Soak chia seeds before use
Chia seeds have the ability to absorb 10-12 times their weight in water. When soaked, chia seeds will expand and form a gel layer around them. Soaking chia seeds makes the seeds softer, easier to digest and absorb, reducing pressure on the digestive system, especially for people with sensitive digestive systems.
Drink enough water
Drinking enough water helps the body better absorb nutrients from chia seeds, especially fiber and Omega-3, while supporting the digestive system to function effectively.

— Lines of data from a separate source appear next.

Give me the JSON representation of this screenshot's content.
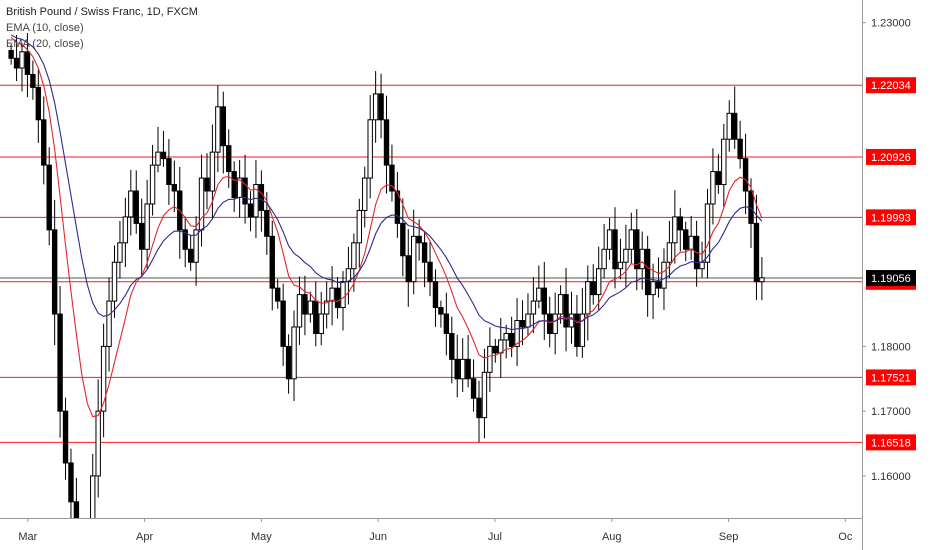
{
  "legend": {
    "symbol": "British Pound / Swiss Franc, 1D, FXCM",
    "ema1": "EMA (10, close)",
    "ema2": "EMA (20, close)"
  },
  "colors": {
    "candle_up": "#ffffff",
    "candle_down": "#000000",
    "candle_outline": "#000000",
    "level_line": "#ff1a1a",
    "level_label_bg": "#ff0000",
    "ema_fast": "#e0282e",
    "ema_slow": "#2b2d8c",
    "price_label_bg": "#000000",
    "axis_text": "#333333",
    "axis_line": "#9a9a9a"
  },
  "chart_data": {
    "type": "candlestick",
    "y_ticks": [
      "1.23000",
      "1.18000",
      "1.17000",
      "1.16000"
    ],
    "ylim": [
      1.1535,
      1.2335
    ],
    "x_tick_labels": [
      "Mar",
      "Apr",
      "May",
      "Jun",
      "Jul",
      "Aug",
      "Sep",
      "Oc"
    ],
    "x_tick_days": [
      0,
      21,
      42,
      63,
      84,
      105,
      126,
      147
    ],
    "xlim_days": [
      -5,
      150
    ],
    "current_price": "1.19056",
    "current_price_value": 1.19056,
    "levels": [
      {
        "label": "1.22034",
        "value": 1.22034
      },
      {
        "label": "1.20926",
        "value": 1.20926
      },
      {
        "label": "1.19993",
        "value": 1.19993
      },
      {
        "label": "1.18998",
        "value": 1.18998
      },
      {
        "label": "1.17521",
        "value": 1.17521
      },
      {
        "label": "1.16518",
        "value": 1.16518
      }
    ],
    "closes": [
      1.2245,
      1.223,
      1.2255,
      1.222,
      1.22,
      1.215,
      1.208,
      1.198,
      1.185,
      1.17,
      1.162,
      1.156,
      1.152,
      1.148,
      1.151,
      1.16,
      1.17,
      1.18,
      1.187,
      1.193,
      1.196,
      1.2,
      1.204,
      1.199,
      1.195,
      1.202,
      1.208,
      1.21,
      1.209,
      1.205,
      1.204,
      1.198,
      1.195,
      1.193,
      1.198,
      1.206,
      1.204,
      1.21,
      1.217,
      1.211,
      1.207,
      1.203,
      1.206,
      1.202,
      1.2,
      1.205,
      1.201,
      1.197,
      1.189,
      1.187,
      1.18,
      1.175,
      1.183,
      1.188,
      1.185,
      1.187,
      1.182,
      1.185,
      1.187,
      1.189,
      1.186,
      1.19,
      1.192,
      1.196,
      1.201,
      1.206,
      1.215,
      1.219,
      1.215,
      1.208,
      1.204,
      1.199,
      1.194,
      1.19,
      1.197,
      1.196,
      1.193,
      1.19,
      1.186,
      1.185,
      1.182,
      1.178,
      1.175,
      1.178,
      1.175,
      1.172,
      1.169,
      1.176,
      1.18,
      1.179,
      1.181,
      1.182,
      1.18,
      1.184,
      1.183,
      1.185,
      1.187,
      1.189,
      1.185,
      1.182,
      1.185,
      1.188,
      1.183,
      1.185,
      1.18,
      1.185,
      1.19,
      1.188,
      1.192,
      1.195,
      1.198,
      1.192,
      1.193,
      1.195,
      1.198,
      1.192,
      1.195,
      1.188,
      1.19,
      1.189,
      1.193,
      1.196,
      1.2,
      1.198,
      1.195,
      1.197,
      1.192,
      1.193,
      1.202,
      1.207,
      1.205,
      1.212,
      1.216,
      1.212,
      1.209,
      1.204,
      1.199,
      1.19,
      1.1906
    ]
  }
}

Be careful with people with special medical conditions.
People with digestive problems: Chia seeds should not be eaten if the stomach or intestines are weak as it can cause discomfort.
Allergic reactions: Some people may be allergic to chia seeds, causing rashes, itching, or difficulty breathing.

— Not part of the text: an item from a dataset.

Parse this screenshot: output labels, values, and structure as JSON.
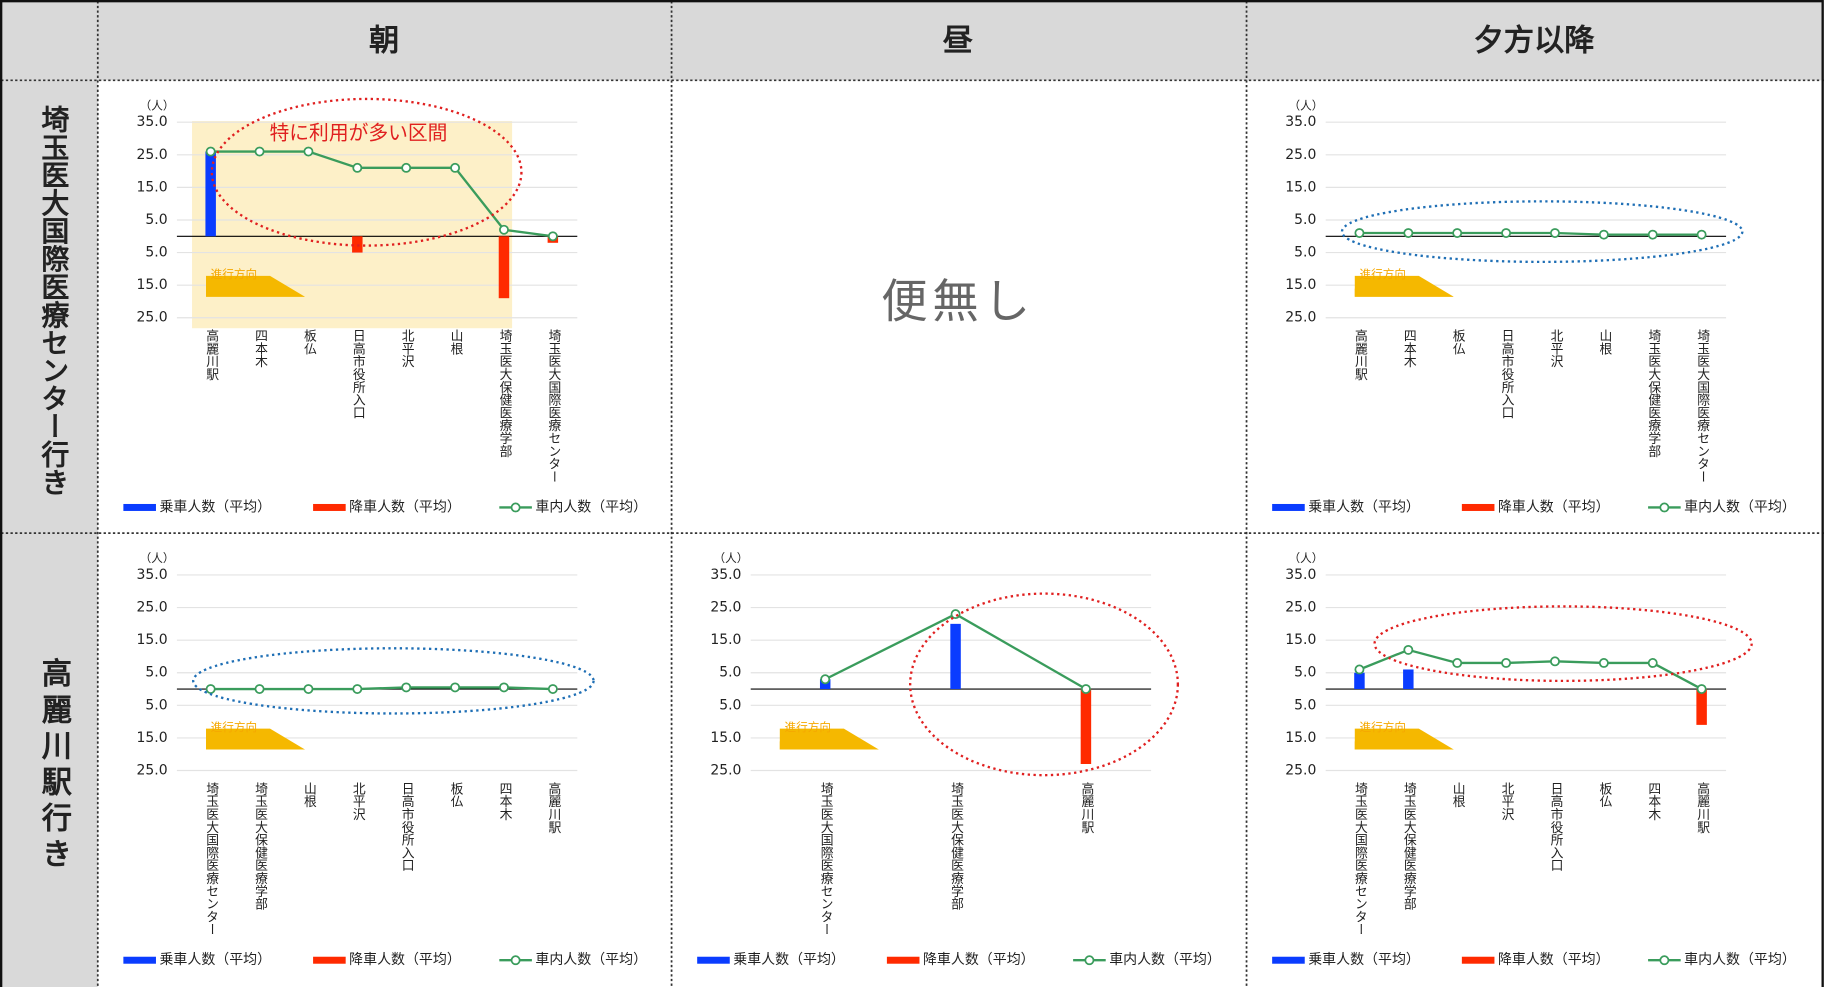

Medications: Chia seeds may affect blood clotting. If you are taking anticoagulants or have low blood pressure, consult your doctor.
Do not cook at high temperature
Chia seeds are rich in Omega-3 (ALA fatty acid), a nutrient that is easily destroyed when exposed to high temperatures. Cooking chia seeds at high temperatures can reduce the amount of Omega-3, preventing you from getting the maximum nutritional benefits.
Chia seeds when cooked at high temperatures can lose their natural gel and elasticity, reducing their characteristic flavor and texture.
Chia seeds are high in antioxidants, high temperatures can impair the activity of these compounds, causing chia seeds to lose part of the ability to protect cells from free radical damage.
Combine variety in meals
Chia seeds can be used in smoothies, yogurt, salads, soups, or baking. Avoid eating chia seeds dry (unsoaked) or without other dishes.